As owner and president, Swanberg oversees a business that is divided into four departments: sales, engineering, manufacturing and installation.

“We sell everything and we install it ourselves, so we don’t have any dealers. We have a team of sales guys and a sales manager. The sales guys and their organization do the designing themselves, make the sale and give their drawings to the engineering department, which turns that into a manufacturing order.

“Right now we are running nine installers that work out of their homes. I will not sub out an installation job. I have good guys and they work for me and no one else, and that’s part of our presentation.”

Hayes Cabinets spends a substantial amount of resources on the bidding process. The company focuses on a 50-mile radius — the bedroom communities of Portland, Ore., and Vancouver, Wash. — and it’s a competitive market.

“Some of the builders never check you and others, privates, check you a lot,” says Sawnberg. “We do not go to bid centers and just bid any job on the board. But we do spend a lot of time and money on the front end of our bidding.”

Product development
The majority of the work handled by Hayes Cabinets originates from building contractors, designers and architects. There are also a small percentage of walk-in sales from homeowners.

“Most of it is contractor work,” says Swanberg. “We’ve developed relationships over the years so we do all their work, and designers are a big key to us. And we have a showroom where we deal as well. If somebody comes in and wants a kitchen, we’ll help design, build and install it. If it is more of a stock thing, then we do quite a bit of that on a speculative basis where we just figure out what we’re doing between us and the builder and we build it. There’s a lot of repetitive business.”

The showroom area consists of several full-size kitchens and rooms exhibiting various styles, finishes and other completed projects.

Hayes has used Pattern Systems software for years, but recently switched to Planit Solid Design. Swanberg says it’s too early to form an opinion on how the new software is working out.

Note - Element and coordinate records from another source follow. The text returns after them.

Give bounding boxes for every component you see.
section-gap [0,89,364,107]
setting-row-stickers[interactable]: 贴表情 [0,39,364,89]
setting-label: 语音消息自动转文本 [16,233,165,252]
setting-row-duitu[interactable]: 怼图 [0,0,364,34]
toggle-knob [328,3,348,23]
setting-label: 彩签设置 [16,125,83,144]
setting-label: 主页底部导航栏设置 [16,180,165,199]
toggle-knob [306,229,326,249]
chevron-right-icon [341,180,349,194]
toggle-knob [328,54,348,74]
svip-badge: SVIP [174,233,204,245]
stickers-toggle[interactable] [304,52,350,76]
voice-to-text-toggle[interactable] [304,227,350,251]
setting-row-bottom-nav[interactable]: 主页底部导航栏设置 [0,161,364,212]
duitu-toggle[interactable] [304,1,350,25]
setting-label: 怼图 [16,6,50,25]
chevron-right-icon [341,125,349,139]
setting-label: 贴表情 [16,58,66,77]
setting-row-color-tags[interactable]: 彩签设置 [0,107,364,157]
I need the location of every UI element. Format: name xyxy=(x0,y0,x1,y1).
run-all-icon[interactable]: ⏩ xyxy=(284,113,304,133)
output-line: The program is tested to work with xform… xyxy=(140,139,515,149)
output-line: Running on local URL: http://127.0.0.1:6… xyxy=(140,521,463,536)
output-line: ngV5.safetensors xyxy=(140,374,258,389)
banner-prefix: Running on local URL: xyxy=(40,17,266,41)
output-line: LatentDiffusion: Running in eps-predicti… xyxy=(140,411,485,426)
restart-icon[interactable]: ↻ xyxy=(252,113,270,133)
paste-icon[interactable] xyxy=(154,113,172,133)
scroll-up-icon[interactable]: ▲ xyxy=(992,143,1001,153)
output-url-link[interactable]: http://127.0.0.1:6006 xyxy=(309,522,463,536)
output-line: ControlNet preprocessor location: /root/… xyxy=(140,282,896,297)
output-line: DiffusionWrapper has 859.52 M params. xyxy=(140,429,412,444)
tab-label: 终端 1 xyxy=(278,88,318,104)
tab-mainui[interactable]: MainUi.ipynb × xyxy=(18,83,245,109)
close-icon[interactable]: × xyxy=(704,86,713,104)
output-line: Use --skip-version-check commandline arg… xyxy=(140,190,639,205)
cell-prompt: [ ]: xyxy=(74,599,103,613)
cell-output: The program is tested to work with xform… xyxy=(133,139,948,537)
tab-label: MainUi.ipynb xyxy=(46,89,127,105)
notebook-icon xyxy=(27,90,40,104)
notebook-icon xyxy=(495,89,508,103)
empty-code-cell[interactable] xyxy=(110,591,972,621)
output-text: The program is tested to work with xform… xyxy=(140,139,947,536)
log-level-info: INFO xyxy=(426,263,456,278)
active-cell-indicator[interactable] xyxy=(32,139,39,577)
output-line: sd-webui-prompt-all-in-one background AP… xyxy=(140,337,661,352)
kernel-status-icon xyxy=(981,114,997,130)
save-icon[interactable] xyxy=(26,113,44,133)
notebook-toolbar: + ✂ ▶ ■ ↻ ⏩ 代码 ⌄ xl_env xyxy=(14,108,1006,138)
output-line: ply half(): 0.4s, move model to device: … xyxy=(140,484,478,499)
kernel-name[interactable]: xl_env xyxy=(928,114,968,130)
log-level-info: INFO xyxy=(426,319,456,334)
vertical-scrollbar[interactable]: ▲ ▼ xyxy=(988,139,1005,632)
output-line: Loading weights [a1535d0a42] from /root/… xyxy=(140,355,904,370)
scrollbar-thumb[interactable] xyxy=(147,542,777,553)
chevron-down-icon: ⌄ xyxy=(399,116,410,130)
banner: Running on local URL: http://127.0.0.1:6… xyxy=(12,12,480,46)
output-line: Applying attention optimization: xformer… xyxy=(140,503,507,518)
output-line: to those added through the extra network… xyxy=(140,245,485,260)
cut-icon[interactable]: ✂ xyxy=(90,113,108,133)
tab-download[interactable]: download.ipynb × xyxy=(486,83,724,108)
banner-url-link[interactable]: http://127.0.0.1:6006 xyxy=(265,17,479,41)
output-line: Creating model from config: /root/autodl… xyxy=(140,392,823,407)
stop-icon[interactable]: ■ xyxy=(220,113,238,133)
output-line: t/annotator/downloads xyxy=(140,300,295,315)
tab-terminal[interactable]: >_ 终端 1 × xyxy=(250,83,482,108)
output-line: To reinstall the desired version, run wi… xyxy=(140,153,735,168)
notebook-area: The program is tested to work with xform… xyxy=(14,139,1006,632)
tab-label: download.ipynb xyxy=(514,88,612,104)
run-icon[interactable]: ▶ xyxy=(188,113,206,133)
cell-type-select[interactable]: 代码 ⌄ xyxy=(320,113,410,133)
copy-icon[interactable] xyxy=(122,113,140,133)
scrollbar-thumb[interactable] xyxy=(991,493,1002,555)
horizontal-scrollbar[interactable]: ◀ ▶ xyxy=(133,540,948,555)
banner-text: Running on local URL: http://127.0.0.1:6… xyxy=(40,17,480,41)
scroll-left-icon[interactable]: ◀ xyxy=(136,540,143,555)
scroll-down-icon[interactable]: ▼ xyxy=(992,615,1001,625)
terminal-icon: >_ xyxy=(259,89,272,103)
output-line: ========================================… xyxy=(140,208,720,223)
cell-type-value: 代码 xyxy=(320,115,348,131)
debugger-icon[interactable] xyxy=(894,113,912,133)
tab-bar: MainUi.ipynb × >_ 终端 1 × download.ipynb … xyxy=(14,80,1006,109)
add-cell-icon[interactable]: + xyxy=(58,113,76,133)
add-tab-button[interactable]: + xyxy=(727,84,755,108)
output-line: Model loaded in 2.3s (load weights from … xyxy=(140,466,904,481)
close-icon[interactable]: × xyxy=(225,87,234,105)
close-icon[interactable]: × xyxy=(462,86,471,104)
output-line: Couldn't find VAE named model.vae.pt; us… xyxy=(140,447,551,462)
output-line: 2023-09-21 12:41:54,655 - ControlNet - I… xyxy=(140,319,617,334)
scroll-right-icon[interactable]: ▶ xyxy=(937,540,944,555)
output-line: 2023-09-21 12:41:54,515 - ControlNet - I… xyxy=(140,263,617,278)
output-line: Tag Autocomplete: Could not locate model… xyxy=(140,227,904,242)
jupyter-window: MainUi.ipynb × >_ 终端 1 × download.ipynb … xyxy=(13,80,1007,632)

“I have people in engineering who process the order, [outsource] the doors and enter the batch downloads to the different machines. We’re so custom that at least one-third of our sales volume are items other than cabinet boxes — turned posts, moldings, hoods, etc. I’ve basically built a shop to build boxes and the industry has turned almost into a millwork [operation].”

Good lookin’
Swanberg can’t stress enough the importance of product quality.

“I’ve always tried to position myself to be in the upper level of quality,” he says, “and I think that has always contributed some stability to me. We have always had a stabilized sales force as well as an installation group so we can process it all the way through. That’s always been a good deal, and the builders have appreciated that as well.”